The Democrats also had remarkable success in the state appellate courts. Prior to the election, of the state’s 14 appeals courts 11 were controlled by Republicans. Three had no Democrats on them at all. The 5th Court of Appeals in Dallas had not a Democrat serve on it since 1992. After the election, 8 of the 13 judges on the court will be Democrats, writes the Texas Tribune. It was one of four appeals courts that the Democrats flipped.
The “solid Republican” Third Court of Appeals, which covers Austin and therefore has jurisdiction over challenges to laws passed by the Texas legislature, saw a majority of Democrats voted in. Previously, all four justices and the Chief Justice were Republicans. All four justices were voted out.

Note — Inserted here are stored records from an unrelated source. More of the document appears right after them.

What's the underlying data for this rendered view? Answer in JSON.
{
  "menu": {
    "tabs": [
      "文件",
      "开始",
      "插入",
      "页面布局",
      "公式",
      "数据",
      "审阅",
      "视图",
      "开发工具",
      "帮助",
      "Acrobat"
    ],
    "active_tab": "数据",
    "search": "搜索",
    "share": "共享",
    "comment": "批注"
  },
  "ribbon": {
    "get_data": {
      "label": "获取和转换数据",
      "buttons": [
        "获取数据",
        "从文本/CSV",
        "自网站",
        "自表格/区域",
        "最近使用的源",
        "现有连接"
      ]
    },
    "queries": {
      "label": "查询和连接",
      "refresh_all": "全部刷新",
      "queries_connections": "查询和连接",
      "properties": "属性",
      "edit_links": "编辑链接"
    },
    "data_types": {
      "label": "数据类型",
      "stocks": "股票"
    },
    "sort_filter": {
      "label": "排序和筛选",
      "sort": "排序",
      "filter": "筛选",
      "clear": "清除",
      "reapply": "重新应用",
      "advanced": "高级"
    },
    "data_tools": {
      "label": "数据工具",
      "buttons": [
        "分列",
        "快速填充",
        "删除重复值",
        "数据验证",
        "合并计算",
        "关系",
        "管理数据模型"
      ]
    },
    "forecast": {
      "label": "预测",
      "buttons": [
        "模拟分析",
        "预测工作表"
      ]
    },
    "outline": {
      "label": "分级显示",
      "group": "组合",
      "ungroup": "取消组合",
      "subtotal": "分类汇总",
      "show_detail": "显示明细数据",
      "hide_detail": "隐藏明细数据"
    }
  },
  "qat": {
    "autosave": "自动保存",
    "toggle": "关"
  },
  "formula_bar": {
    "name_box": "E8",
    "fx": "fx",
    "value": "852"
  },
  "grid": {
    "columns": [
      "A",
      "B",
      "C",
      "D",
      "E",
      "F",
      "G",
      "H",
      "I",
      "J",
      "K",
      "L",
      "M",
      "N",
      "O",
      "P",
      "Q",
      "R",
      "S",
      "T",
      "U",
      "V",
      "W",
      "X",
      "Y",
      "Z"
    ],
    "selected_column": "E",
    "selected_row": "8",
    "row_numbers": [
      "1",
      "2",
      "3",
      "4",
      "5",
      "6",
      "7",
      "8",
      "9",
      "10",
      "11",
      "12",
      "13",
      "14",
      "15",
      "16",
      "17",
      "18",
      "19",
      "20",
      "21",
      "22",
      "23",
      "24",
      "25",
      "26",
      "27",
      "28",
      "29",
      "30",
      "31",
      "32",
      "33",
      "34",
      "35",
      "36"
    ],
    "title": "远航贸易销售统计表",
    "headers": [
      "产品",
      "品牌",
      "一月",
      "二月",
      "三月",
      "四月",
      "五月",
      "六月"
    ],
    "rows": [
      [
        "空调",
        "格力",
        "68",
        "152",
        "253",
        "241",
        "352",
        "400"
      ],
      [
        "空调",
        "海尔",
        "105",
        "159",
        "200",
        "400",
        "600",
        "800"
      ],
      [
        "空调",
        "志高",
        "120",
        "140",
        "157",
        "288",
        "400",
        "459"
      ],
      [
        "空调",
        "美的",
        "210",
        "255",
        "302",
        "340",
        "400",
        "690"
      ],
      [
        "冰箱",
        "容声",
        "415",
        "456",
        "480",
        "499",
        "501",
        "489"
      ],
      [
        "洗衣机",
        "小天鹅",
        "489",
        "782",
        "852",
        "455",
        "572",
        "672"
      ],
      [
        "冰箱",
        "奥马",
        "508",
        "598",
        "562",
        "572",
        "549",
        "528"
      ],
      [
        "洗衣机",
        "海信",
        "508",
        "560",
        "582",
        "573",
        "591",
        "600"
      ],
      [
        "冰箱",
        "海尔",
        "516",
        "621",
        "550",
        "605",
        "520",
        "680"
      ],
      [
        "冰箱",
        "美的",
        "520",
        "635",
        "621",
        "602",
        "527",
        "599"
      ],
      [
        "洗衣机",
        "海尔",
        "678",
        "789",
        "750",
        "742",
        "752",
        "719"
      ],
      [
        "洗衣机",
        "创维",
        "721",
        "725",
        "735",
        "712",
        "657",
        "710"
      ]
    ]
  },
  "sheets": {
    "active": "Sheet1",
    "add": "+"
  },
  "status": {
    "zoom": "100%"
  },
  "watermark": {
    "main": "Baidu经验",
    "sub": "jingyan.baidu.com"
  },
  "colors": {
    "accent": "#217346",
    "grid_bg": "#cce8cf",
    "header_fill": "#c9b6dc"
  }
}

One Harris County juvenile judge who was voted out made his feelings about it known in an unusual way. On Wednesday, Harris County Juvenile Court judge Glenn Devlin released nearly all the young defendants who appeared before him, reportedly asking them before letting them go whether they planned to kill anyone. Devlin’s actions caught people by surprise because of his history of harsh sentencing—Devlin and one other Harris County juvenile judge together accounted for more than twenty percent of all young people sent to juvenile prison last year. The Chronicle reported that these two judges “not only sent more teens to juvenile prison, but they also sent them younger and for less-serious offenses” than the third juvenile court judge in the county. Ninety-six percent of the children sent to juvenile prison from Harris County were children of color. All three of the judges lost election by more than 10 percentage points. One public defender told the Chronicle that Devlin explained his actions by saying it was what the voters wanted.